U.S. home resales jumped more than expected in December despite bad weather as sellers cut prices, offering some hope for a sector that has been struggling to recover from its worst slump in modern history.

Existing home sales soared 12.3 percent to an annual rate of 5.28 million units, the National Association of Realtors said on Thursday, far surpassing forecasts for a rise to 4.85 million. Sales were down 2.9 percent compared to a year earlier.

A jump in mortgage rates may have forced some buyers into the market by raising concern of even further increases, said Lawrence Yun, chief economist at the NAR. Yun said he expects 2011 sales to total around 5.2 million units, with prices remaining stable.

Sales peaked above 7 million units in September 2005, as the housing bubble reached fever pitch. They hit a 15-year low below 4 million units in mid-2010 after the market collapsed, triggering a widespread financial crisis.

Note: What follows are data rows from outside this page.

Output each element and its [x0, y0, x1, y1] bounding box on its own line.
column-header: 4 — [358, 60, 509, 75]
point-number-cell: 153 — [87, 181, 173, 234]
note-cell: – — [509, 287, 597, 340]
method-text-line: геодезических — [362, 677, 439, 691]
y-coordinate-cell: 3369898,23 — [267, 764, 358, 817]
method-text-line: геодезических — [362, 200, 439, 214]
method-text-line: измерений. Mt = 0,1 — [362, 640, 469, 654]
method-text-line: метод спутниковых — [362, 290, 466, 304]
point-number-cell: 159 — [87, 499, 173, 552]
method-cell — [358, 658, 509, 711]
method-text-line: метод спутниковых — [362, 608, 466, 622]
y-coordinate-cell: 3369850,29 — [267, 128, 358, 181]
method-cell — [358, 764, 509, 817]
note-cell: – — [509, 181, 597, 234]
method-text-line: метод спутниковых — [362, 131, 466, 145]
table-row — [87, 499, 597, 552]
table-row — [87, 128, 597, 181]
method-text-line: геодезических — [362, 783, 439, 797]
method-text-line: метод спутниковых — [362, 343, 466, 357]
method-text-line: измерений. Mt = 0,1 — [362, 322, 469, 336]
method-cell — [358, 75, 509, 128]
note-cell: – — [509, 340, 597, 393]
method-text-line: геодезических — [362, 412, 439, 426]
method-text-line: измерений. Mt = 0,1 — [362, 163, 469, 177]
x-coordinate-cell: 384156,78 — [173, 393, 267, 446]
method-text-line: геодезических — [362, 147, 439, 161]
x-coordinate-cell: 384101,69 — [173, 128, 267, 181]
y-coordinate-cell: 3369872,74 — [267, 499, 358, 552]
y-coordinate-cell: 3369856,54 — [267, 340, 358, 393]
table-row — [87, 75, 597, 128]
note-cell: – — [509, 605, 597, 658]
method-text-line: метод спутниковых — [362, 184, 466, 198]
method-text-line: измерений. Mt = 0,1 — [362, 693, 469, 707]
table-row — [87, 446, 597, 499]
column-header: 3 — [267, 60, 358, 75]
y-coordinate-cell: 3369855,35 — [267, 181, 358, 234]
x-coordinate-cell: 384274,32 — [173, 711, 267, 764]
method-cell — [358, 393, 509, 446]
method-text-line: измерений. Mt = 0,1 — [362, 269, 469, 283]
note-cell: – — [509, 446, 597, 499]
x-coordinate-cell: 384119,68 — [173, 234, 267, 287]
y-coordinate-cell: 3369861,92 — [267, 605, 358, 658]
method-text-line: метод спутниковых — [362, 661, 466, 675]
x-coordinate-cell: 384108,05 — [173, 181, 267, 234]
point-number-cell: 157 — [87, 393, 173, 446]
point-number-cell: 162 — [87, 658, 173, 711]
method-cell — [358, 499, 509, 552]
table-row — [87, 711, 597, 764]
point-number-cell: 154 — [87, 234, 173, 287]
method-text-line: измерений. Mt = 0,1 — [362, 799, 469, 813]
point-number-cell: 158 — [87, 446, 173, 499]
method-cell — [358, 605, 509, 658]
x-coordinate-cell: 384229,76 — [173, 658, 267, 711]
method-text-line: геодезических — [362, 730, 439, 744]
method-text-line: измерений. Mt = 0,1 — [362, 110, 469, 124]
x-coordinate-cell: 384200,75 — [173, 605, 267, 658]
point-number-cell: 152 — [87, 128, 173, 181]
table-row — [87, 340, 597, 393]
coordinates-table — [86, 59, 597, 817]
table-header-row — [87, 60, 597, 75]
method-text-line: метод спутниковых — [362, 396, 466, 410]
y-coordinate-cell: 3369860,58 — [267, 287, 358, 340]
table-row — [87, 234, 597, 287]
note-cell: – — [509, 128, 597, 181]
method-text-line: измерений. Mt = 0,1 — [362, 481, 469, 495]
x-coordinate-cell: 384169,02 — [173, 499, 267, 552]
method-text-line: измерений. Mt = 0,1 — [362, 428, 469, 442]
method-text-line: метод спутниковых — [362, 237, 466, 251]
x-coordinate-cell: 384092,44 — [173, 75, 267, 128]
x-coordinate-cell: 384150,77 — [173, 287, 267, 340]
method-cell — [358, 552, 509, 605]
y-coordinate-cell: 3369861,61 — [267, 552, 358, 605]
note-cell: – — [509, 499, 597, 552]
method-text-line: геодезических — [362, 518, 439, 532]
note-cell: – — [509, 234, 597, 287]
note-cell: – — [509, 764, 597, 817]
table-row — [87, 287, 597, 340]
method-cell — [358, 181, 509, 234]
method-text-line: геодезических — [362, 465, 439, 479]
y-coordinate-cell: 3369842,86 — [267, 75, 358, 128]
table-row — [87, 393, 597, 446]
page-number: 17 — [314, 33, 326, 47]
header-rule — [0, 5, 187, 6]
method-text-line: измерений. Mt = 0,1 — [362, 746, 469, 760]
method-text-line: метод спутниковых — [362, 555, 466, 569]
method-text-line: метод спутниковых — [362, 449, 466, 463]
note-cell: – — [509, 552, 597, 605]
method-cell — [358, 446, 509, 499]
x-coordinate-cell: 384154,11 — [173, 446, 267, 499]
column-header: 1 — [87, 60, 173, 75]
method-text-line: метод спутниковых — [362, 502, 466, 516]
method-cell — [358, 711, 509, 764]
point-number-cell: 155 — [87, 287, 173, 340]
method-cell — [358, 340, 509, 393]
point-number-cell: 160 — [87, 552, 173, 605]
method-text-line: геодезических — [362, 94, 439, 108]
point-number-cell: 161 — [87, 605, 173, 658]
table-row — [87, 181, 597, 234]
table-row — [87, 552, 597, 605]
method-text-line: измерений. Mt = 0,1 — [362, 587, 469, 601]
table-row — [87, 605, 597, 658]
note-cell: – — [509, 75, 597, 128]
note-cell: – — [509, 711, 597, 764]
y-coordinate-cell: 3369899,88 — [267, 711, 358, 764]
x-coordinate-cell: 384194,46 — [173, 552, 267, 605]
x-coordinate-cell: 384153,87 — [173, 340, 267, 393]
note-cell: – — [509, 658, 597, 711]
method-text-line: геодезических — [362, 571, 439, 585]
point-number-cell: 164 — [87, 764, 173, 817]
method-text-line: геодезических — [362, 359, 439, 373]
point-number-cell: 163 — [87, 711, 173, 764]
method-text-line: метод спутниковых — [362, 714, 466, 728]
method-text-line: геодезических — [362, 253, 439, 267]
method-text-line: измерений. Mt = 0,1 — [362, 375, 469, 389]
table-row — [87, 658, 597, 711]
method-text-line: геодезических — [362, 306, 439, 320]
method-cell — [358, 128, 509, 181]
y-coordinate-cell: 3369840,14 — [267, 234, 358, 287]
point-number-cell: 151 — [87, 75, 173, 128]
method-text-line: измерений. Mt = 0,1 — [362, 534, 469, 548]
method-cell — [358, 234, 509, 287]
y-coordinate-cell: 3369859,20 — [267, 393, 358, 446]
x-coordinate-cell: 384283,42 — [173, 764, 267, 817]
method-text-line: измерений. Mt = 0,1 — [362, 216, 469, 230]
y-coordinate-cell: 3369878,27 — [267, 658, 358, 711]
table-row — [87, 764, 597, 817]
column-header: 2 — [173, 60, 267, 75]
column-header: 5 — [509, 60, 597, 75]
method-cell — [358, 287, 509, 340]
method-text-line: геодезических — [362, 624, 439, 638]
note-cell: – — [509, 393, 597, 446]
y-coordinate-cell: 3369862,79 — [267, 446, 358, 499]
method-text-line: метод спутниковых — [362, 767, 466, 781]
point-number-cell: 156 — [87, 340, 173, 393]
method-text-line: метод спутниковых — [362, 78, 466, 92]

Median home prices fell to $168,800, down from $170,200 in November and the lowest since February 2010. That was in part because properties considered distressed accounted for 36 percent of sales, up from 33 percent in November.

The U.S. economy has been growing for over a year, having emerged from its deepest recession in generations in the summer of 2009. Gross domestic product expanded 2.6 percent in the third quarter, not enough to put a significant dent on the nation's elevated 9.4 percent jobless rate.

A weak job market could thwart housing activity further by denting consumer confidence. Still, jobless claims dropped more than anticipated in a separate report from the Labor Department, an encouraging sign that conditions are improving.